Rail Freight

Characteristics of Quality in Rail Logistics Provision (1)

Companies are keen to show their CSR credentials to customers and the public at large. To do so authentically, they must demonstrate visibility, economies, and dynamic control and responsiveness throughout their supply chains. Rail freight companies provide their customers with “external logistics”. Choice of logistics provider impacts directly on a company’s supply chain performance and green credentials. Rail freight companies are also composites and syntheses of their own supply chains, so must be as sensitive and responsive to CSR issues as their higher profile B2C customers. The greenness of rail freight can only bear scrutiny if the rail freight company’s own supply chain is green. This means supply chains must be subject to rigorous monitoring and control. Companies who fail in this regard run the risk of exposure. Companies whose suppliers use materials sourced in unregulated environments or produced by ethically dubious means will reap negative publicity. The construction and enforcement of supplier audits and procurement codes of policies are typical measures companies take to lower such risks.

 Fitness

Ensuring fitness involves inviting and accepting work that is within the rail freight provider’s portfolio of capability and capacity without costly restructuring, significant innovation, or major investment unless long-term profit projections make such activities rational. In the case of DB SR, sales people could report a lead that after examination entails cost/complexity above that of the value of the prospective business.
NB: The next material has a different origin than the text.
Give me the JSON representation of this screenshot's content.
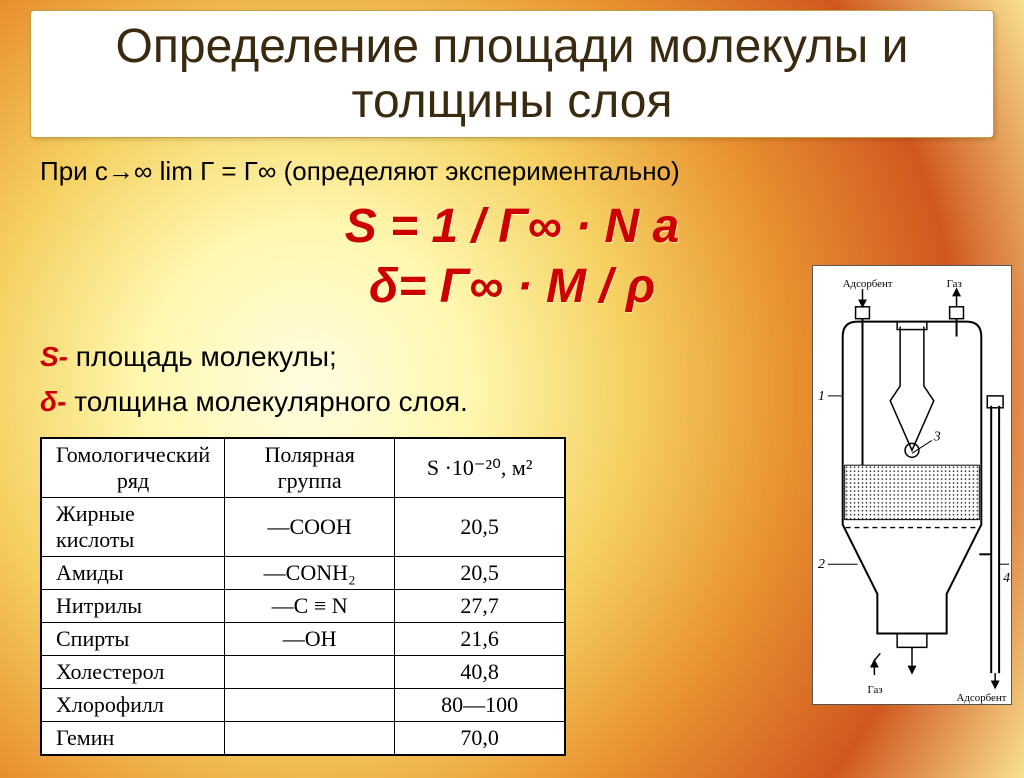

For freight customers reassessing their modality choices, fitness with respect to logistics entails considerations beyond logistical efficiencies. Logistics fitness could concern general governance and CSR concerns, particularly those that relate to green and ethical matters.  The relative cleanness (and, increasingly, quietness) of rail is a value that managers can publicize to stakeholders as evidence of commitment to green issues. Electrical traction is popularly regarded as a greener choice than diesel, despite the latter being technically diesel-electric and having far greater fuel/mile economy than road vehicles. Rail, for the sheer weights and volumes made manageable by a single locomotive, is a superior modality for loads that would be uneconomical, unsafe, and environmentally unsound to move by other means. The rail freight partner’s traction, wagons, and infrastructure requirements are, wherever possible, industry standard. In wagon load scenarios, train configuration is performed with due safety measures applied (tanks are interspersed with buffer cars, and hazardous materials are rarely carried with consumer goods, for example).